シリアについて,早く政治プロセスできちんと前に進めることができるように,努力をしていかなければいけないと思っております。トルコのチャヴシュオール外務大臣とは先般も電話で会談をいたしましたし,関係の外務大臣とは,恐らく国連総会でもお目にかかることになろうかと思いますので,日本としても,協力できるところはしっかり協力をしてまいりたいと思います。
平和条約締結に関するプーチン大統領の発言
【読売新聞 梁田記者】日露関係の件で伺いたんですけれども,先週のプーチン大統領の東方経済フォーラムでの平和条約に関する発言を受けてなんですけれども,識者の見立て等で,平和条約というものが指すプーチン大統領の意図として,領土確定を含まないというものも構想しているのではないかという見方があります。そういったものを法的にまとめることについて,日本政府としては,その可能性を持っていらっしゃるんでしょうか,もしないのであればその理由をお聞かせいただければと思います。

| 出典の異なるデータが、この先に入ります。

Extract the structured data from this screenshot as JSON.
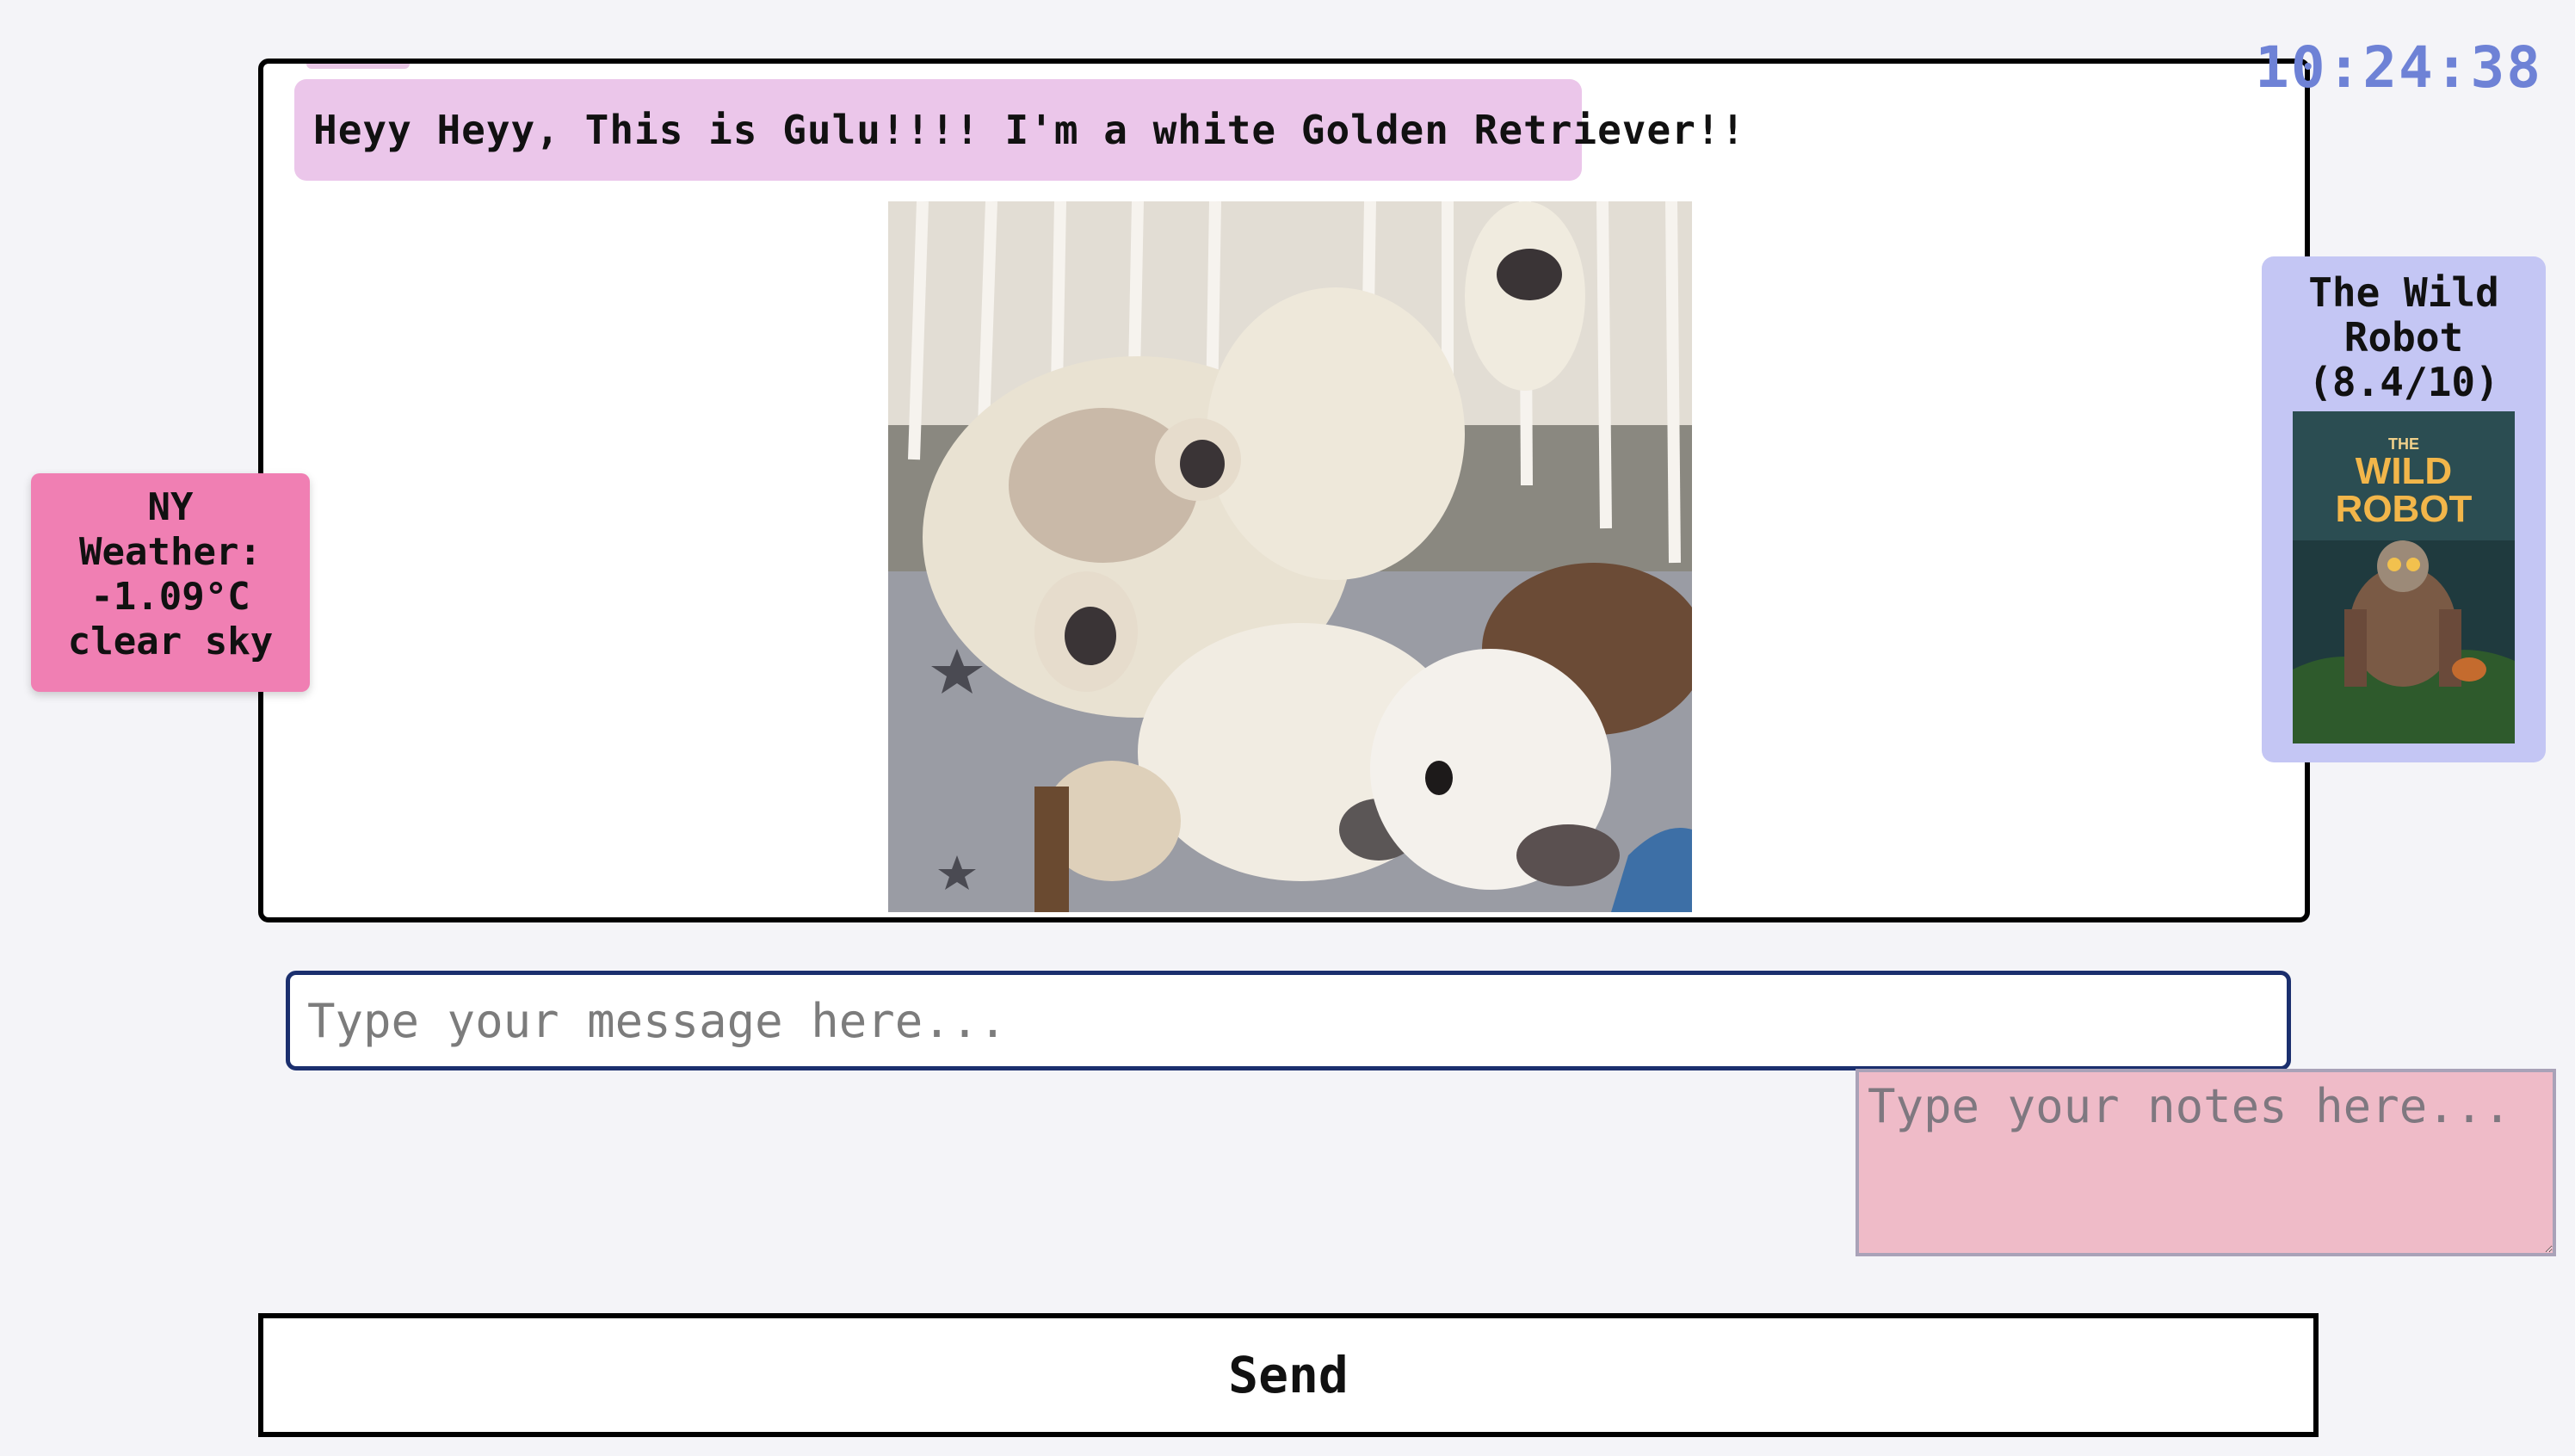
{
  "chat": {
    "messages": [
      {
        "text": "Heyy Heyy, This is Gulu!!!! I'm a white Golden Retriever!!"
      }
    ]
  },
  "clock": {
    "time": "10:24:38"
  },
  "weather": {
    "line1": "NY",
    "line2": "Weather:",
    "line3": "-1.09°C",
    "line4": "clear sky"
  },
  "movie": {
    "title_line1": "The Wild",
    "title_line2": "Robot",
    "rating": "(8.4/10)",
    "poster_text_the": "THE",
    "poster_text_wild": "WILD",
    "poster_text_robot": "ROBOT"
  },
  "composer": {
    "message_placeholder": "Type your message here...",
    "notes_placeholder": "Type your notes here...",
    "send_label": "Send"
  },
  "colors": {
    "message_bubble": "#ebc6ea",
    "clock": "#6e82d6",
    "weather_card": "#f07fb3",
    "movie_card": "#c4c6f4",
    "notes_background": "#efbbc8"
  }
}
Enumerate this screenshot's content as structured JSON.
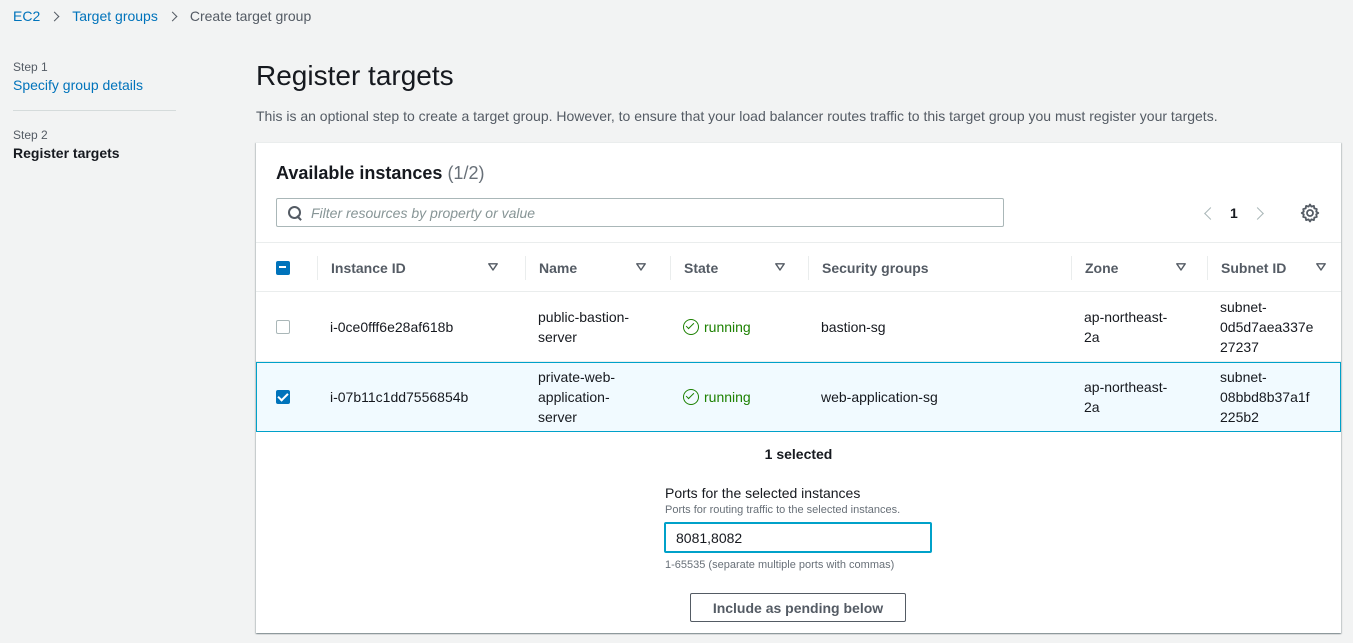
{
  "breadcrumb": {
    "items": [
      {
        "label": "EC2"
      },
      {
        "label": "Target groups"
      },
      {
        "label": "Create target group"
      }
    ]
  },
  "steps": [
    {
      "step_label": "Step 1",
      "title": "Specify group details"
    },
    {
      "step_label": "Step 2",
      "title": "Register targets"
    }
  ],
  "page": {
    "title": "Register targets",
    "description": "This is an optional step to create a target group. However, to ensure that your load balancer routes traffic to this target group you must register your targets."
  },
  "panel": {
    "title": "Available instances",
    "count": "(1/2)",
    "filter_placeholder": "Filter resources by property or value",
    "page_number": "1"
  },
  "table": {
    "columns": [
      "Instance ID",
      "Name",
      "State",
      "Security groups",
      "Zone",
      "Subnet ID"
    ],
    "rows": [
      {
        "checked": false,
        "instance_id": "i-0ce0fff6e28af618b",
        "name_lines": [
          "public-bastion-",
          "server"
        ],
        "state": "running",
        "security_groups": "bastion-sg",
        "zone_lines": [
          "ap-northeast-",
          "2a"
        ],
        "subnet_lines": [
          "subnet-",
          "0d5d7aea337e",
          "27237"
        ]
      },
      {
        "checked": true,
        "instance_id": "i-07b11c1dd7556854b",
        "name_lines": [
          "private-web-",
          "application-",
          "server"
        ],
        "state": "running",
        "security_groups": "web-application-sg",
        "zone_lines": [
          "ap-northeast-",
          "2a"
        ],
        "subnet_lines": [
          "subnet-",
          "08bbd8b37a1f",
          "225b2"
        ]
      }
    ]
  },
  "selection": {
    "selected_text": "1 selected",
    "ports_label": "Ports for the selected instances",
    "ports_description": "Ports for routing traffic to the selected instances.",
    "ports_value": "8081,8082",
    "ports_hint": "1-65535 (separate multiple ports with commas)",
    "include_button": "Include as pending below"
  },
  "colors": {
    "link": "#0073bb",
    "running": "#1d8102",
    "selected_row_bg": "#f1faff",
    "selected_row_border": "#00a1c9"
  }
}
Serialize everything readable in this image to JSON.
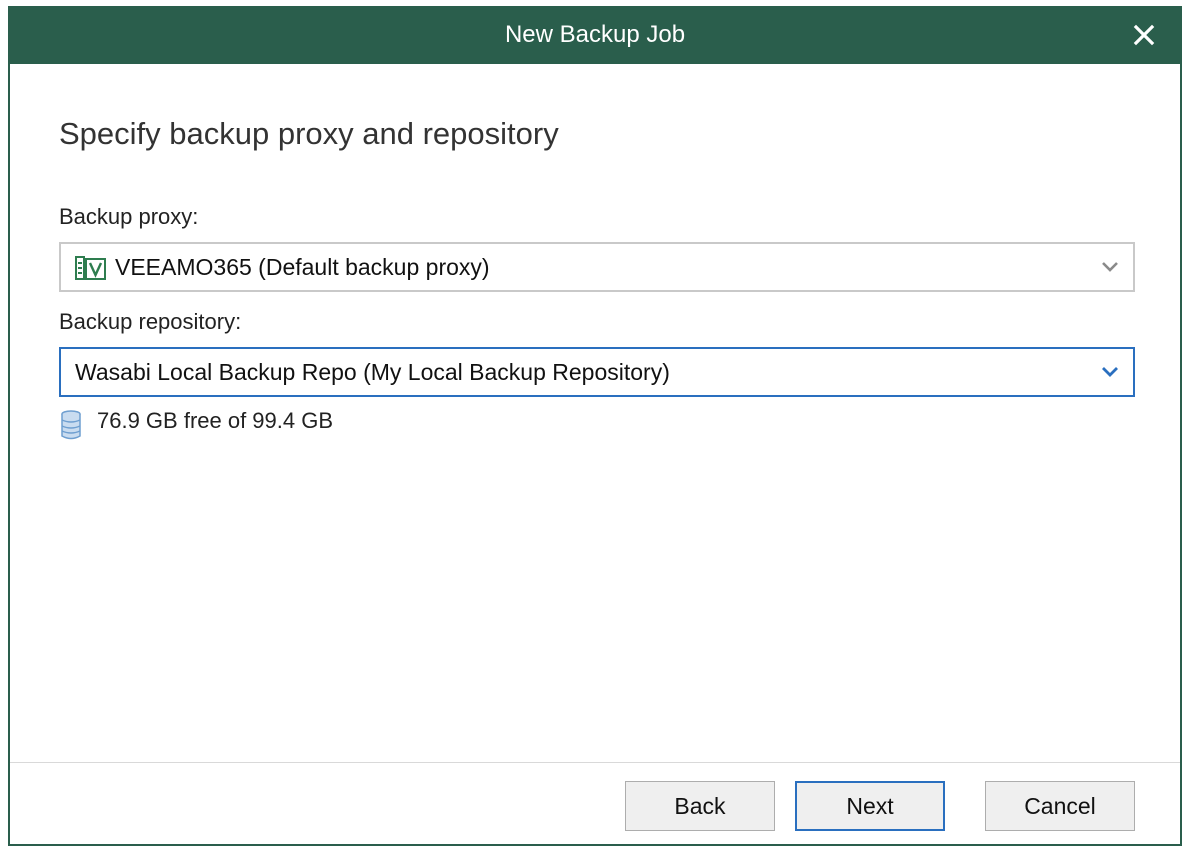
{
  "window": {
    "title": "New Backup Job",
    "close_icon": "close-icon"
  },
  "page": {
    "heading": "Specify backup proxy and repository"
  },
  "proxy": {
    "label": "Backup proxy:",
    "selected": "VEEAMO365 (Default backup proxy)",
    "icon": "veeam-server-icon"
  },
  "repository": {
    "label": "Backup repository:",
    "selected": "Wasabi Local Backup Repo (My Local Backup Repository)",
    "free_space_text": "76.9 GB free of 99.4 GB",
    "icon": "database-icon"
  },
  "buttons": {
    "back": "Back",
    "next": "Next",
    "cancel": "Cancel"
  },
  "colors": {
    "titlebar": "#2a5e4c",
    "focus_border": "#2a6fbf",
    "icon_green": "#2e7d4f",
    "db_blue": "#8fb3d9"
  }
}
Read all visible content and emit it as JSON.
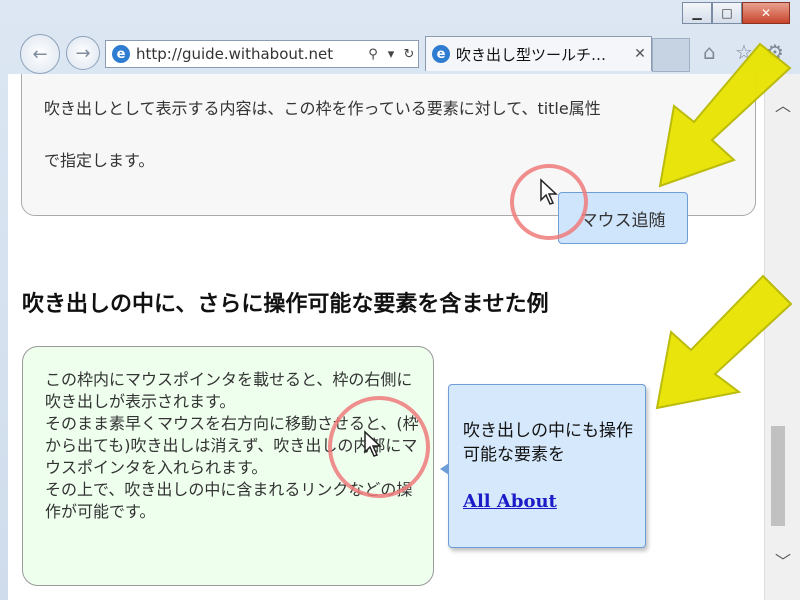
{
  "browser": {
    "url": "http://guide.withabout.net",
    "tab_title": "吹き出し型ツールチ…",
    "window_controls": {
      "minimize": "▁",
      "maximize": "□",
      "close": "✕"
    },
    "icons": [
      "back-icon",
      "forward-icon",
      "ie-icon",
      "search-icon",
      "dropdown-icon",
      "refresh-icon",
      "close-icon",
      "home-icon",
      "star-icon",
      "gear-icon"
    ]
  },
  "section1": {
    "line1": "吹き出しとして表示する内容は、この枠を作っている要素に対して、title属性",
    "line2": "で指定します。",
    "tooltip": "マウス追随"
  },
  "heading": "吹き出しの中に、さらに操作可能な要素を含ませた例",
  "section2": {
    "p1": "この枠内にマウスポインタを載せると、枠の右側に吹き出しが表示されます。",
    "p2": "そのまま素早くマウスを右方向に移動させると、(枠から出ても)吹き出しは消えず、吹き出しの内部にマウスポインタを入れられます。",
    "p3": "その上で、吹き出しの中に含まれるリンクなどの操作が可能です。",
    "tooltip_text": "吹き出しの中にも操作可能な要素を",
    "tooltip_link": "All About"
  },
  "colors": {
    "accent_ring": "#ef7b7b",
    "annotation_arrow": "#e8e400",
    "tooltip_bg": "#d6e8fb",
    "green_box": "#eeffee",
    "link": "#1b1bc8"
  }
}
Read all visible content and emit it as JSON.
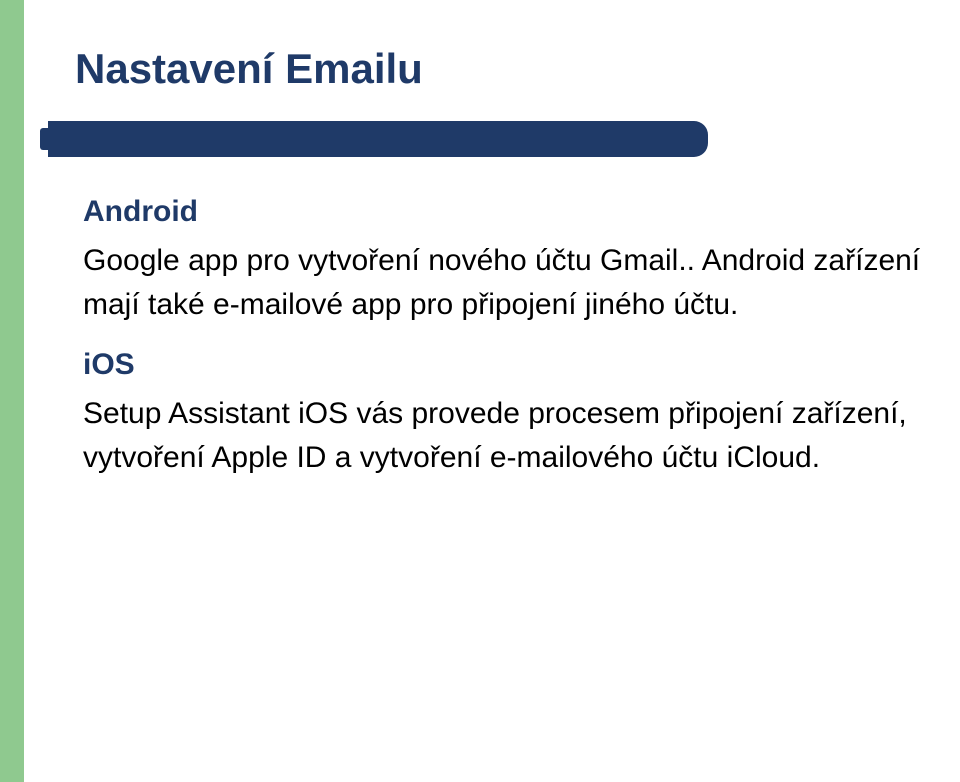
{
  "title": "Nastavení Emailu",
  "sections": {
    "android": {
      "heading": "Android",
      "text": "Google app pro vytvoření nového účtu Gmail.. Android zařízení mají také e-mailové app pro připojení jiného účtu."
    },
    "ios": {
      "heading": "iOS",
      "text": "Setup Assistant iOS vás provede procesem připojení zařízení, vytvoření Apple ID a vytvoření e-mailového účtu iCloud."
    }
  }
}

【河野外務大臣】この間の記者会見でも申し上げましたとおり,日本は,北方四島の帰属の問題を解決して平和条約を結びたい,ロシアは,経済協力を確保して平和条約を結びたいという,双方の思惑の違いがありますので,それは両方が納得をできる形で合意して,平和条約を結ぶということになろうかと思います。日本側としては,北方四島の帰属の問題を解決して,平和条約を締結するという方針に何ら変わりはございません。
【朝日新聞 田嶋記者】総理が,この前NHKの番組で,プーチン大統領から提案があった後に二人で話をして,日本の原則を伝えたというふうにおっしゃっていましたけれども,一方で,ロシアの大統領報道官が,総理本人は態度表明をしなかったと,ここでちょっと食い違いが生じているんですけれども,これについて事実関係をお願いします。
【河野外務大臣】それは,当事者である総理が言っていることが正しいと思います。
【朝日新聞 田嶋記者】ロシア側の説明は間違っていると。
【河野外務大臣】それは別に,総理とプーチン大統領との話ですから,第三者の話より当事者の話の方が,より正確性が高いと思います。